@@ -0,0 +1,115 @@
#récupère les liens issus du rapport Google Search Console
#parse la liste de BL, cherche le lien vers notre site sur la page, cherche l'ancre
#en sortie un rapport avec la répartition des ancres

import csv
import requests
import argparse
from bs4 import BeautifulSoup
from urllib.parse import urlparse, urljoin
from collections import namedtuple, defaultdict
from concurrent.futures import ThreadPoolExecutor

#on commence par récupérer les URL dans le fichier CSV
def csvtolist(gsc_csv_file) :
    with open(gsc_csv_file) as f :
        f_csv = csv.reader(f)
        next(f_csv) #on vire le header
        links = [line[0] for line in f_csv]  # liste qui va contenir les BL
        return links
def linktocrawl(liste_url):
    c = 0


#Fonction NoFollow
def isNofollow(link) :
    if 'nofollow' in str(link) or 'Nofollow' in str(link) :
        return True
    return False

#check des liens internes
def is_internal(url,start_url):
    u = urlparse(url)
    s = urlparse(start_url)
    if (u.netloc == s.netloc):
        return True
    return False

#Ecriture dans un CSV de sortie
def out_csv(url_property_list) :
    with open('out.csv', 'w', newline='') as f:
        f_writer = csv.writer(f)
        header = 'domain,link,anchor,is_no_follow,internal_outlinks,external_outlinks'
        f_writer.writerow(header.split(' '))
        for url_property in url_property_list:
            f_writer.writerow(url_property)

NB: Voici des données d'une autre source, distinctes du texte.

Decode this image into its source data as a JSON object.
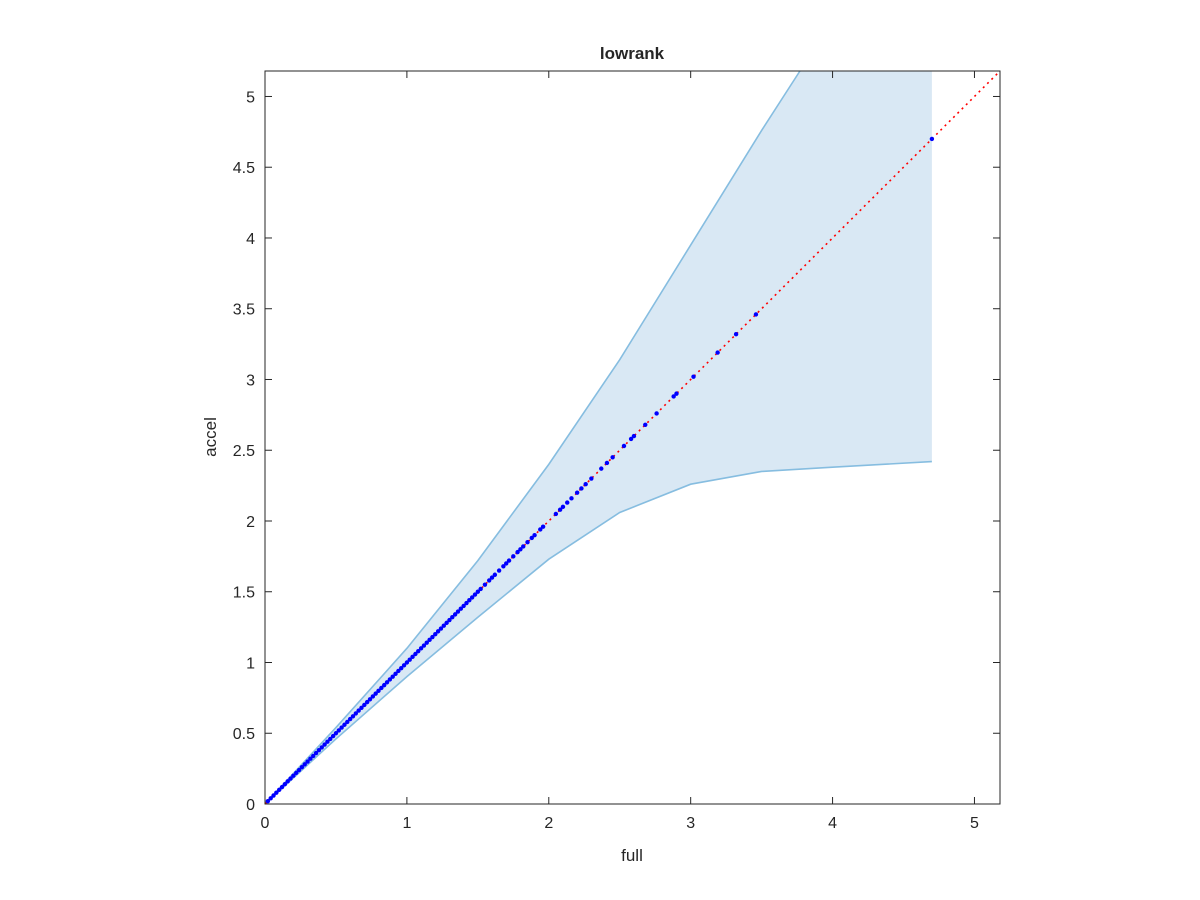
{
  "chart_data": {
    "type": "scatter",
    "title": "lowrank",
    "xlabel": "full",
    "ylabel": "accel",
    "xlim": [
      0,
      5.18
    ],
    "ylim": [
      0,
      5.18
    ],
    "xticks": [
      0,
      1,
      2,
      3,
      4,
      5
    ],
    "yticks": [
      0,
      0.5,
      1,
      1.5,
      2,
      2.5,
      3,
      3.5,
      4,
      4.5,
      5
    ],
    "xtick_labels": [
      "0",
      "1",
      "2",
      "3",
      "4",
      "5"
    ],
    "ytick_labels": [
      "0",
      "0.5",
      "1",
      "1.5",
      "2",
      "2.5",
      "3",
      "3.5",
      "4",
      "4.5",
      "5"
    ],
    "grid": false,
    "reference_line": {
      "style": "dotted",
      "color": "#ff0000",
      "x": [
        0,
        5.18
      ],
      "y": [
        0,
        5.18
      ]
    },
    "band": {
      "fill": "#d9e8f4",
      "edge": "#86bde0",
      "upper": {
        "x": [
          0,
          0.5,
          1,
          1.5,
          2,
          2.5,
          3,
          3.5,
          3.77
        ],
        "y": [
          0,
          0.54,
          1.1,
          1.72,
          2.4,
          3.14,
          3.95,
          4.76,
          5.18
        ]
      },
      "upper_cap": {
        "x": [
          3.77,
          4.7
        ],
        "y": [
          5.18,
          5.18
        ]
      },
      "right_edge": {
        "x": [
          4.7,
          4.7
        ],
        "y": [
          5.18,
          2.42
        ]
      },
      "lower": {
        "x": [
          0,
          0.5,
          1,
          1.5,
          2,
          2.5,
          3,
          3.5,
          4,
          4.7
        ],
        "y": [
          0,
          0.46,
          0.9,
          1.32,
          1.73,
          2.06,
          2.26,
          2.35,
          2.38,
          2.42
        ]
      }
    },
    "points": {
      "color": "#0000ff",
      "x": [
        0.02,
        0.04,
        0.06,
        0.08,
        0.1,
        0.12,
        0.14,
        0.16,
        0.18,
        0.2,
        0.22,
        0.24,
        0.26,
        0.28,
        0.3,
        0.32,
        0.34,
        0.36,
        0.38,
        0.4,
        0.42,
        0.44,
        0.46,
        0.48,
        0.5,
        0.52,
        0.54,
        0.56,
        0.58,
        0.6,
        0.62,
        0.64,
        0.66,
        0.68,
        0.7,
        0.72,
        0.74,
        0.76,
        0.78,
        0.8,
        0.82,
        0.84,
        0.86,
        0.88,
        0.9,
        0.92,
        0.94,
        0.96,
        0.98,
        1.0,
        1.02,
        1.04,
        1.06,
        1.08,
        1.1,
        1.12,
        1.14,
        1.16,
        1.18,
        1.2,
        1.22,
        1.24,
        1.26,
        1.28,
        1.3,
        1.32,
        1.34,
        1.36,
        1.38,
        1.4,
        1.42,
        1.44,
        1.46,
        1.48,
        1.5,
        1.52,
        1.55,
        1.58,
        1.6,
        1.62,
        1.65,
        1.68,
        1.7,
        1.72,
        1.75,
        1.78,
        1.8,
        1.82,
        1.85,
        1.88,
        1.9,
        1.94,
        1.96,
        2.05,
        2.08,
        2.1,
        2.13,
        2.16,
        2.2,
        2.23,
        2.26,
        2.3,
        2.37,
        2.41,
        2.45,
        2.53,
        2.58,
        2.6,
        2.68,
        2.76,
        2.88,
        2.9,
        3.02,
        3.19,
        3.32,
        3.46,
        4.7
      ],
      "y": [
        0.02,
        0.04,
        0.06,
        0.08,
        0.1,
        0.12,
        0.14,
        0.16,
        0.18,
        0.2,
        0.22,
        0.24,
        0.26,
        0.28,
        0.3,
        0.32,
        0.34,
        0.36,
        0.38,
        0.4,
        0.42,
        0.44,
        0.46,
        0.48,
        0.5,
        0.52,
        0.54,
        0.56,
        0.58,
        0.6,
        0.62,
        0.64,
        0.66,
        0.68,
        0.7,
        0.72,
        0.74,
        0.76,
        0.78,
        0.8,
        0.82,
        0.84,
        0.86,
        0.88,
        0.9,
        0.92,
        0.94,
        0.96,
        0.98,
        1.0,
        1.02,
        1.04,
        1.06,
        1.08,
        1.1,
        1.12,
        1.14,
        1.16,
        1.18,
        1.2,
        1.22,
        1.24,
        1.26,
        1.28,
        1.3,
        1.32,
        1.34,
        1.36,
        1.38,
        1.4,
        1.42,
        1.44,
        1.46,
        1.48,
        1.5,
        1.52,
        1.55,
        1.58,
        1.6,
        1.62,
        1.65,
        1.68,
        1.7,
        1.72,
        1.75,
        1.78,
        1.8,
        1.82,
        1.85,
        1.88,
        1.9,
        1.94,
        1.96,
        2.05,
        2.08,
        2.1,
        2.13,
        2.16,
        2.2,
        2.23,
        2.26,
        2.3,
        2.37,
        2.41,
        2.45,
        2.53,
        2.58,
        2.6,
        2.68,
        2.76,
        2.88,
        2.9,
        3.02,
        3.19,
        3.32,
        3.46,
        4.7
      ]
    }
  }
}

#Transformation de la fonction en class
class myGscCrawler(object) :
    def __init__(self,linklist, domain):
        self.linklist = linklist
        self.domain = domain
        self.count_timeout = 0
        self.count_connect_error = 0
        self.result = []
        self.Url_property = namedtuple('Url_property', 'domain, link, anchor, is_no_follow, internal_outlinks, external_outlinks')
    def check_link(self, url):
        # logique de check d'URL
        try:
            print('URL to crawl :', url)
            r = requests.get(url, verify=False)
        except requests.exceptions.Timeout:
            print('soucis de TimeOut')
            self.count_timeout += 1
        except requests.exceptions.ConnectionError:
            print('Erreur de Connection')
            self.count_connect_error += 1
        soup = BeautifulSoup(r.text, 'lxml')
        ndd = urlparse(url).netloc
        internalLinks = 0
        externalLinks = 0
        if r.status_code != 200:
            # On zappe les pages mortes
            pass
        list_links_ok = []
        for l in soup.body.find_all('a'):
            if not l.has_attr('href'):
                continue
            u = urljoin(url, l['href'])
            u_parse = urlparse(u)
            if is_internal(url, l['href']):
                internalLinks += 1
            else:
                externalLinks += 1
            list_links_ok.append(l)
        for l in list_links_ok :
            u = urljoin(url, l['href'])
            u_parse = urlparse(u)
            if domain in u_parse.netloc:
                print(url, l['href'])
                self.result.append(self.Url_property(ndd, url, l.string, isNofollow(l), internalLinks, externalLinks))

    def check_all(self):
        # on va gérer le pool ici
        pool = ThreadPoolExecutor(128)
        with pool as executor :
            jobs = [executor.submit(self.check_link, url) for url in self.linklist]
        print('timeout :', self.count_timeout, 'Erreur de Connexions :', self.count_connect_error)
        return self.result


if __name__ == "__main__":
    """On réalise un crawler avec requests et bs4 pour les liens dans la GSC"""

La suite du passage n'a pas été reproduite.